Concerns about LEED are not new, but they have taken on more urgency with the upcoming mandatory switch to a new version of LEED (LEEDv4) in October 2016. That LEED is broken is not news; Randy Udall and Auden Schendler first raised the issue in 2005 with a provocative article, “LEED is Broken – Let’s Fix It.” At the time, many LEED advocates, including me, dismissed issues raised by this article as simply reflecting growing pains for the LEED system. At the time, LEED was barely five years old and just getting started on the road to dominating the US market for commercial green buildings.

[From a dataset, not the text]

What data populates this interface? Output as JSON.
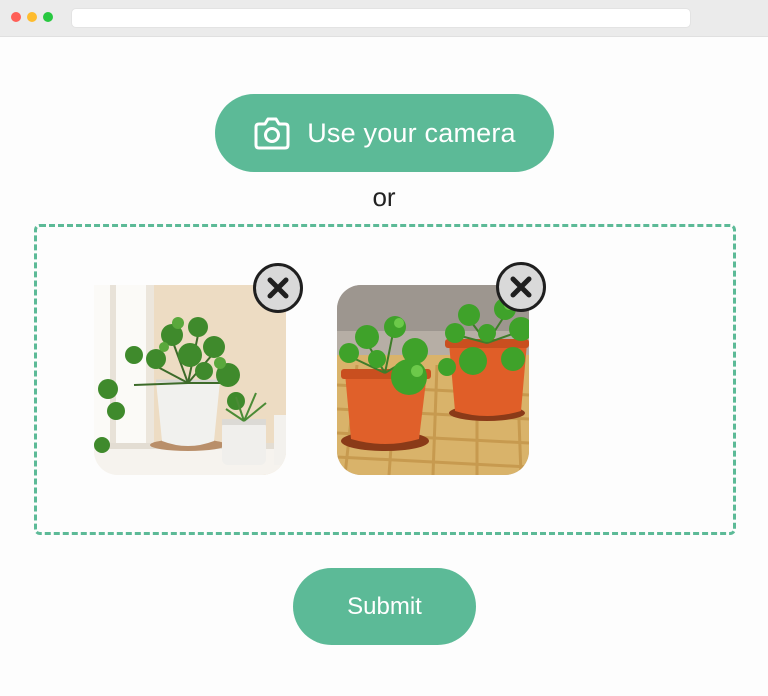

But their five main objections—LEED is too costly, project teams are too focused on gaining points and not on results that matter, LEED’s energy modeling is fiendishly difficult, LEED’s bureaucracy is crippling, and LEED’s advocates continually produce overblown benefit claims—remain drawbacks today.
Most experienced green building professionals agree that these issues remain relevant in 2015. But there is a larger problem: Green building rating systems have diverged greatly from building owners’ and operators’ core concerns, as these systems are designed to meet the needs of green idealists more than those of most market participants. As a result, there is diminished interest in and use of LEED outside of the "top 1%" of building owners.
Green building advocates need to abandon the approach they have taken for the past 25 years: comprehensive and overly technical criteria, multiple elaborate rating systems, large and cumbersome bureaucracies, high costs, and inadequate focus on real long-term building performance.
The central thesis of my forthcoming book, Reinventing Green Building, is that it’s time for a serious debate about LEED’s (and other systems’) inadequacies in addressing a few issue of primary importance: combatting global climate change by reducing carbon emissions from buildings, addressing looming water scarcities and reducing resource waste in building operations.
In my view, until we build most new buildings and retrofit most existing buildings according to dramatically higher standards for lower energy use, lower carbon emissions, lower water use, and lower waste generation, then all other “green” considerations are unnecessary window dressing.With my new book, I hope to kindle a serious debate about how green building can best respond to the climate crisis.